I Am The Emperor Honey Boo Boo!
From the Wall Street Journal:
The White House is claiming that the Healthcare.gov website is mostly fixed, that the millions of Americans whose health plans were canceled thanks to government rules may be able to keep them for another year, and that in any event these people will get better plans through ObamaCare exchanges. Whatever the truth of these assertions, those who expect better days ahead for the Affordable Care Act are in for a rude awakening.
The shocks—economic and political—will get much worse next year and beyond. Here's why: The "sticker shock" that many buyers of new, ACA-compliant health plans have experienced—with premiums 30% higher, or more, than their previous coverage—has only begun.
The costs borne by individuals will be even more obvious next year as more people start having to pay higher deductibles and copays. If, as many predict, too few healthy young people sign up for insurance that is overpriced in order to subsidize older, sicker people, the insurance market will unravel in a "death spiral" of ever-higher premiums and fewer signups.

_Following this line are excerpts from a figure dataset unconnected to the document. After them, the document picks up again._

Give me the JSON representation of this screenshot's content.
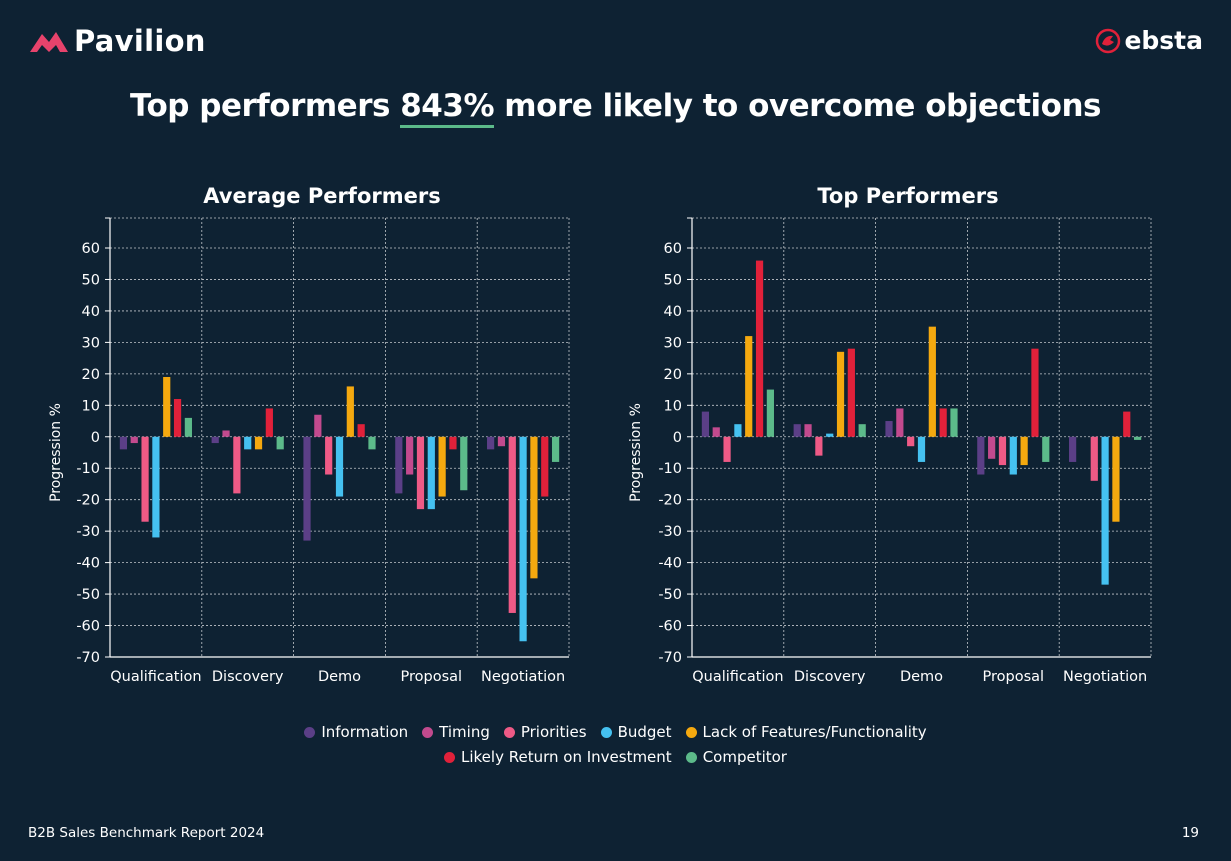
{
  "brand_left": "Pavilion",
  "brand_right": "ebsta",
  "headline": {
    "before": "Top performers ",
    "highlight": "843%",
    "after": " more likely to overcome objections"
  },
  "footer": {
    "report": "B2B Sales Benchmark Report 2024",
    "page": "19"
  },
  "colors": {
    "background": "#0e2233",
    "Information": "#5b3f87",
    "Timing": "#c24a8e",
    "Priorities": "#ee5a86",
    "Budget": "#45c1f0",
    "Lack of Features/Functionality": "#f5a90f",
    "Likely Return on Investment": "#e1213a",
    "Competitor": "#5cba8a"
  },
  "legend": {
    "row1": [
      "Information",
      "Timing",
      "Priorities",
      "Budget",
      "Lack of Features/Functionality"
    ],
    "row2": [
      "Likely Return on Investment",
      "Competitor"
    ]
  },
  "chart_data": [
    {
      "type": "bar",
      "title": "Average Performers",
      "ylabel": "Progression %",
      "ylim": [
        -70,
        70
      ],
      "yticks": [
        60,
        50,
        40,
        30,
        20,
        10,
        0,
        -10,
        -20,
        -30,
        -40,
        -50,
        -60,
        -70
      ],
      "grid": true,
      "categories": [
        "Qualification",
        "Discovery",
        "Demo",
        "Proposal",
        "Negotiation"
      ],
      "series": [
        {
          "name": "Information",
          "values": [
            -4,
            -2,
            -33,
            -18,
            -4
          ]
        },
        {
          "name": "Timing",
          "values": [
            -2,
            2,
            7,
            -12,
            -3
          ]
        },
        {
          "name": "Priorities",
          "values": [
            -27,
            -18,
            -12,
            -23,
            -56
          ]
        },
        {
          "name": "Budget",
          "values": [
            -32,
            -4,
            -19,
            -23,
            -65
          ]
        },
        {
          "name": "Lack of Features/Functionality",
          "values": [
            19,
            -4,
            16,
            -19,
            -45
          ]
        },
        {
          "name": "Likely Return on Investment",
          "values": [
            12,
            9,
            4,
            -4,
            -19
          ]
        },
        {
          "name": "Competitor",
          "values": [
            6,
            -4,
            -4,
            -17,
            -8
          ]
        }
      ]
    },
    {
      "type": "bar",
      "title": "Top Performers",
      "ylabel": "Progression %",
      "ylim": [
        -70,
        70
      ],
      "yticks": [
        60,
        50,
        40,
        30,
        20,
        10,
        0,
        -10,
        -20,
        -30,
        -40,
        -50,
        -60,
        -70
      ],
      "grid": true,
      "categories": [
        "Qualification",
        "Discovery",
        "Demo",
        "Proposal",
        "Negotiation"
      ],
      "series": [
        {
          "name": "Information",
          "values": [
            8,
            4,
            5,
            -12,
            -8
          ]
        },
        {
          "name": "Timing",
          "values": [
            3,
            4,
            9,
            -7,
            0
          ]
        },
        {
          "name": "Priorities",
          "values": [
            -8,
            -6,
            -3,
            -9,
            -14
          ]
        },
        {
          "name": "Budget",
          "values": [
            4,
            1,
            -8,
            -12,
            -47
          ]
        },
        {
          "name": "Lack of Features/Functionality",
          "values": [
            32,
            27,
            35,
            -9,
            -27
          ]
        },
        {
          "name": "Likely Return on Investment",
          "values": [
            56,
            28,
            9,
            28,
            8
          ]
        },
        {
          "name": "Competitor",
          "values": [
            15,
            4,
            9,
            -8,
            -1
          ]
        }
      ]
    }
  ]
}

The government, through taxpayer-funded "risk corridors," is on the hook for billions of dollars of potential insurance-company losses. This will be about as politically popular as bank bailouts.
The "I can't keep my doctor" shock will also hit more and more people in coming months. To keep prices to consumers as low as possible—given cost pressures generated by the government's rules, controls and coverage mandates—insurance companies in many cases are offering plans that have very restrictive networks, with lower-cost providers that exclude some of the best physicians and hospitals.
Next year, millions must choose among unfamiliar physicians and hospitals, or paying more for preferred providers who are not part of their insurance network. Some health outcomes will deteriorate from a less familiar doctor-patient relationship.
More IT failures are likely. People looking for health plans on ObamaCare exchanges may be able to fill out their applications with more ease. But the far more complex back-office side of the website—where the information in their application is checked against government databases to determine the premium subsidies and prices they will be charged, and where the applications are forwarded to insurance companies—is still under construction. Be prepared for eligibility, coverage gap, billing, claims, insurer payment and patient information-protection debacles.
1 comment:
Also be prepared to spend a lot of time in a doctor's office.
Yesterday, I had an appointment with my neurologist -- my last appointment was about 6 months ago. I was in that neurologist's office for over 1.5 hours yesterday! Most of the time was spent "updating" my records, and I had form after form to fill out -- and so did my neurologist. Sheesh.